[di Antonio Tricarico] uscito il 12 luglio 2012 su Il Manifesto.
Alla fine di giugno il gestore americano di fondi privati Ecosystem Investment Partners ha annunciato di aver raggiunto l’obiettivo di racimolare sui mercati di capitali 180 milioni di dollari. Una grossa cifra, destinata a investimenti in progetti negli Stati Uniti associati con le compensazioni – in inglese offset – per gli impatti ambientali provocati da alcune delle opere previste e con stanziamenti a favore del mantenimento di aree protette, in particolare di zone umide.
La ditta per la gestione di fondi di private equity è stata creata nel 2006 proprio con il fine di capitalizzare sui mercati del pagamento dei servizi ambientali forniti dagli ecosistemi, il tutto nei contesti di mitigazione degli impatti su terre umide, fiumi e habitat di specie in pericolo. Insomma un pioniere della cosiddetta economia verde in versione finanziaria.
Sembra che l’interesse dei mercati per il nuovo prodotto sia andato oltre le aspettative e fondazioni private, famiglie ricche e individui benestanti, nonché grandi fondi pensione americani ed europei, abbiano versato trenta milioni in più del previsto. La Ecosystem Investment Partners ha promesso “ritorni superiori alla norma”. In periodo di turbolenza dei mercati finanziari e di mancanza di beni finanziari sicuri su cui investire, i progetti di compensazione collegati agli ecosistemi ambientali offrono buone opportunità di guadagno.
Ma come funzionerebbero questi nuovi mercati? Mettiamo che grosse ditte di costruzioni abbiano bisogno di realizzare mega opere in zone oggi protette, quali per esempio quelle censite dal programma Natura2000 nell’Unione europea. Con questi meccanismi possono devastare le aree “sensibili” chiedendo esenzioni alla normativa esistente, a patto di impegnarsi a investire in aree “ambientalmente equivalenti”, da proteggere in altre parti del Paese o del Pianeta. Oppure devono finanziare e acquistare certificati di tutela di biodiversità e degli ecosistemi per un valore equivalente al danno apportato.
Società come Ecosystem Investment Partners rivestono proprio il ruolo di veicolare risorse finanziarie in progetti di conservazione della natura che generano crediti. Crediti poi vendibili (con lauto guadagno) a imprese che non vedono l’ora di acquistarli, pur di continuare con il business di devastazione della natura.

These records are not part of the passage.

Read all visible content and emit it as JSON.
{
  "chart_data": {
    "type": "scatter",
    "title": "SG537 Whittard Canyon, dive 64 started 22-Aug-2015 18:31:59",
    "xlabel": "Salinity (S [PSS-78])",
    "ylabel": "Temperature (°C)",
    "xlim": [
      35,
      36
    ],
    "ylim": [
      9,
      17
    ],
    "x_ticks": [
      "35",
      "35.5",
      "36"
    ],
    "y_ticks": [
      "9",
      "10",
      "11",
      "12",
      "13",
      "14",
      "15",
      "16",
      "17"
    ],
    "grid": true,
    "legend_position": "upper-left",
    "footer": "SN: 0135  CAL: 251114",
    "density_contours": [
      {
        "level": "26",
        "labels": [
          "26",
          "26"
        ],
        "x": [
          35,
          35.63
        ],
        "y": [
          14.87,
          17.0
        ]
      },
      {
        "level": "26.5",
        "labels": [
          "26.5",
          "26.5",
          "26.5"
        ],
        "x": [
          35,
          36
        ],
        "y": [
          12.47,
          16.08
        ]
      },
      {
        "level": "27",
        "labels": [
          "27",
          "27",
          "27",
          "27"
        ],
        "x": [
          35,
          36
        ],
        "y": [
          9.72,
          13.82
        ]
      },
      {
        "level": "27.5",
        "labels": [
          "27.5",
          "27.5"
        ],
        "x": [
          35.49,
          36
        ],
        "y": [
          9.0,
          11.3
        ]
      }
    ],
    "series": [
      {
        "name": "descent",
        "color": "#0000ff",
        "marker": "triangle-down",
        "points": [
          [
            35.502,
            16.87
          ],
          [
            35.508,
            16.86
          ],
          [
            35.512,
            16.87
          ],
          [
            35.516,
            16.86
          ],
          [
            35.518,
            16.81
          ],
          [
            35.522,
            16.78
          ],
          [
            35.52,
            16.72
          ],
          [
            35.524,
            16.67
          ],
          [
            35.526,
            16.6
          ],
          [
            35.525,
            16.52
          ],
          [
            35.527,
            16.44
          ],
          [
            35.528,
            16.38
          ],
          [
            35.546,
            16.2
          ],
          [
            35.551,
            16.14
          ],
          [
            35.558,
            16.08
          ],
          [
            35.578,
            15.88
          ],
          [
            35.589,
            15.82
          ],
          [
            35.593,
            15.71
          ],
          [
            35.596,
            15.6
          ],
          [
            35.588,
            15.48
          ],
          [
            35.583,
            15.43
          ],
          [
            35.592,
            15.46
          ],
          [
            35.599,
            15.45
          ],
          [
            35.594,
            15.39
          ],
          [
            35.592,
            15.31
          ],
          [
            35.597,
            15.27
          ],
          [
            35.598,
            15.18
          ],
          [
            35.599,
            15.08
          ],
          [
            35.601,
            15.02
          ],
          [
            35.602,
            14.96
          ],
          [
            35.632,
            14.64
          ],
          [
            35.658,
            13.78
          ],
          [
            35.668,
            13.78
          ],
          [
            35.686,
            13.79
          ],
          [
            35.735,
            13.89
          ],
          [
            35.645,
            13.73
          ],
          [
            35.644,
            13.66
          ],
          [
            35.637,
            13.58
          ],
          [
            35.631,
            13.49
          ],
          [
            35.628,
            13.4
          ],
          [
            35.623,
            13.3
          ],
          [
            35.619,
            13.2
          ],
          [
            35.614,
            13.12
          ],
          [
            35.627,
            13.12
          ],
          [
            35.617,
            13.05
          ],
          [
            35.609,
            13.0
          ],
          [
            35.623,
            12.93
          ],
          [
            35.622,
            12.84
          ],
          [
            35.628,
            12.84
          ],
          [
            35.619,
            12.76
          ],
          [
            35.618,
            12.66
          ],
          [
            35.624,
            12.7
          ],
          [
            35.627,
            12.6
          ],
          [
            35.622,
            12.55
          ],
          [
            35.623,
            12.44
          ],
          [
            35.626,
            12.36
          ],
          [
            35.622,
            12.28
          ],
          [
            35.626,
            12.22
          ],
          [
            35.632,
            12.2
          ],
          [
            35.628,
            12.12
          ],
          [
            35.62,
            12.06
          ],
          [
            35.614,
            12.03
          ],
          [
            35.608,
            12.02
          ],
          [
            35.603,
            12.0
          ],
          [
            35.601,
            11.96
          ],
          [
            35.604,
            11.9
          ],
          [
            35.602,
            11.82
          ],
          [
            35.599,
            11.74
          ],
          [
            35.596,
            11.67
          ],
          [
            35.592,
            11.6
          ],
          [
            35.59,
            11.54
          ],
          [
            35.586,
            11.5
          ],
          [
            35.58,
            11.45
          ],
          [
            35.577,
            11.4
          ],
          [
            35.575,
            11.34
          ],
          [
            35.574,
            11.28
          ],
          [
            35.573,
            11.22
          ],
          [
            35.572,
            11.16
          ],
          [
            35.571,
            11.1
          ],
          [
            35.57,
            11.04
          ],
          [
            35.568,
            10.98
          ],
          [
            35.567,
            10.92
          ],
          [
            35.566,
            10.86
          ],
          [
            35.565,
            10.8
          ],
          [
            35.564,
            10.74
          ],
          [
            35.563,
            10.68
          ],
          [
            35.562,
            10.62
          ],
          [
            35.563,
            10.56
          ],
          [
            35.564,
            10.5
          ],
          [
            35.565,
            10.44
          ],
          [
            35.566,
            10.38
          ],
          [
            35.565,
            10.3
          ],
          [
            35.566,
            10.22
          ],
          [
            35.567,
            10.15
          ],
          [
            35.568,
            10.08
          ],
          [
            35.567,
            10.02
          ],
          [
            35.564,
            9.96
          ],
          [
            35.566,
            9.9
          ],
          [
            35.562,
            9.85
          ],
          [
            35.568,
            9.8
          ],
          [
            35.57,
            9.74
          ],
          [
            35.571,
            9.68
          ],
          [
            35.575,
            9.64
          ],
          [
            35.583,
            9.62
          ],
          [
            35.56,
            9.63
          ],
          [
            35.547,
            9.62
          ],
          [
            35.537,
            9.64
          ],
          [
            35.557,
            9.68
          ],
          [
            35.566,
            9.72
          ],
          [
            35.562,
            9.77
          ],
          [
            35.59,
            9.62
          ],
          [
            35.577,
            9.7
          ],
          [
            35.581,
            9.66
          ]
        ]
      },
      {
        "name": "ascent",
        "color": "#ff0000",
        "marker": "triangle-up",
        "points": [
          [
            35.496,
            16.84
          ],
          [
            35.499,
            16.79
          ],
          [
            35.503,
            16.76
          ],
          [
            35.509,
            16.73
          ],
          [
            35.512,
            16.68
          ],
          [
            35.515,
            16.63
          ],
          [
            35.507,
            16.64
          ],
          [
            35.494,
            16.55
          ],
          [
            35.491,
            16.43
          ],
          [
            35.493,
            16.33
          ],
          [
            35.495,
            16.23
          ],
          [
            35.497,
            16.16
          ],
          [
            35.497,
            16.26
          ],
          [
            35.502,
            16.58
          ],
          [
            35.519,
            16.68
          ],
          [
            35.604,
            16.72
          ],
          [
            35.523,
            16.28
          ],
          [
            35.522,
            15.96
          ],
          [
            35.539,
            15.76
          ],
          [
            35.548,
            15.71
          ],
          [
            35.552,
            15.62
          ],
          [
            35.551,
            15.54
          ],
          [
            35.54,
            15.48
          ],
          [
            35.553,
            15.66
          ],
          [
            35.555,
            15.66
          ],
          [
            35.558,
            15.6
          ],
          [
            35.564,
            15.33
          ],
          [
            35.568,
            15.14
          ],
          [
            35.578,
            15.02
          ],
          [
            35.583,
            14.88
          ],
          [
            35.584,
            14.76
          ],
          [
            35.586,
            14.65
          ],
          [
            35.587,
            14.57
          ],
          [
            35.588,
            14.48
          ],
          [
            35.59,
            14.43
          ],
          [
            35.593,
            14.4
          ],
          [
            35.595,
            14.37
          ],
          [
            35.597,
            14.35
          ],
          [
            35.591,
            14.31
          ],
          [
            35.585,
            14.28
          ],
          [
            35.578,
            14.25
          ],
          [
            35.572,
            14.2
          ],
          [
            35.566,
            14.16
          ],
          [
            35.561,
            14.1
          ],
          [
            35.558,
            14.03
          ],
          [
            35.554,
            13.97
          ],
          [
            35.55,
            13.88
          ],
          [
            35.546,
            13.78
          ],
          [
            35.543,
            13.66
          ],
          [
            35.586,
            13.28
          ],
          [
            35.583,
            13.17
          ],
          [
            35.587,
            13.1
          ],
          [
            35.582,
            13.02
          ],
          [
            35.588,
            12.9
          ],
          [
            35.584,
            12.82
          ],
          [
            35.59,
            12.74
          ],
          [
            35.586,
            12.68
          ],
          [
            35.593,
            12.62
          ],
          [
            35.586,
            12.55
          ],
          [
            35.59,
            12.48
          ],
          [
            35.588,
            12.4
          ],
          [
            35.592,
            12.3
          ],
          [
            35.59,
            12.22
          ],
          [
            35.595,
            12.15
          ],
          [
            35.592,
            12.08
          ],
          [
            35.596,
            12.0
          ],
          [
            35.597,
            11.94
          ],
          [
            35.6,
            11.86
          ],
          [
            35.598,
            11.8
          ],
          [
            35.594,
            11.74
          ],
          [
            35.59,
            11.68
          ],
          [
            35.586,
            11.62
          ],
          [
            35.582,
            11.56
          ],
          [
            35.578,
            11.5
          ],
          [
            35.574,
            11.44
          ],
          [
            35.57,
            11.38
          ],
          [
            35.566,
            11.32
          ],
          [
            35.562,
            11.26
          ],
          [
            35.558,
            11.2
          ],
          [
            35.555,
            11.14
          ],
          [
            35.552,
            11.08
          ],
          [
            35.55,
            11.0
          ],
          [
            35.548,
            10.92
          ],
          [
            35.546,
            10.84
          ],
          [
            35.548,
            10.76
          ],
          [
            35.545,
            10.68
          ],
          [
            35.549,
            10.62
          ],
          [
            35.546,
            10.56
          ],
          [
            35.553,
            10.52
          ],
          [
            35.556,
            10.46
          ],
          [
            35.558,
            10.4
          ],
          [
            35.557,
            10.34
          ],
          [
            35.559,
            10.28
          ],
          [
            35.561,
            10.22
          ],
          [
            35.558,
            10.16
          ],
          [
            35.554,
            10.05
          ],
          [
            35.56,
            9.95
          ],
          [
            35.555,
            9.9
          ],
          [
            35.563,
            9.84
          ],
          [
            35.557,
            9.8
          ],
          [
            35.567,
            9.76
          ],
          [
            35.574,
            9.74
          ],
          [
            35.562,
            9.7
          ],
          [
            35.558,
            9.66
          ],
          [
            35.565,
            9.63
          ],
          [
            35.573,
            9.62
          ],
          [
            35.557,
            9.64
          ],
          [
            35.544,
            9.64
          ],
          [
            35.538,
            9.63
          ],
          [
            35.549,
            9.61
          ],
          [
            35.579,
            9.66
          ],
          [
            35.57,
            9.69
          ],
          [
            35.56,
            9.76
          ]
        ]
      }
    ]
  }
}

In questo caso si applica la stessa logica che oggi anima i mercati dei permessi di emissione di carbonio creati con il Protocollo di Kyoto.
Ciò che risulta paradossale è che il pagamento dei servizi forniti dalla natura potrà avvenire a soggetti privati incaricati di fatto di gestire e proteggere la natura stessa, beneficiando dei pagamenti o della vendita dei crediti. Una vera e propria privatizzazione della natura, soprattutto della parte che in futuro sarà preservata, ma su cui si emettono già oggi certificati di credito commerciabili sui mercati finanziari. Lo spiccato interesse di ricchi investitori in Ecosystem Investment Partners è la riprova che chi pensa che tutto questo sia solo un gioco virtuale che non funzionerà si sbaglia di grosso.
Si potrà poi obiettare che questi meccanismi sono completamente imperfetti e discrezionali nel valutare i servizi forniti dalla natura. Tranquilli, c’è già chi ci ha ragionato su come costruire e informare i nuovi mercati: il progetto Ecosystem marketplace, promosso da vari attori del settore privato con il sostegno di governi (come quello inglese), fornisce indicazioni continue sulla qualità dell’acqua, del carbonio e della biodiversità, perché “ per funzionare i mercati dipendono da informazioni trasparenti e affidabili. Ciò che è vero per gli investitori di Wall Street è altrettanto vero per gli attori dei mercati ambientali del carbonio, della qualità dell’acqua e delle biodiversità”. E proprio per questo ci dobbiamo preoccupare.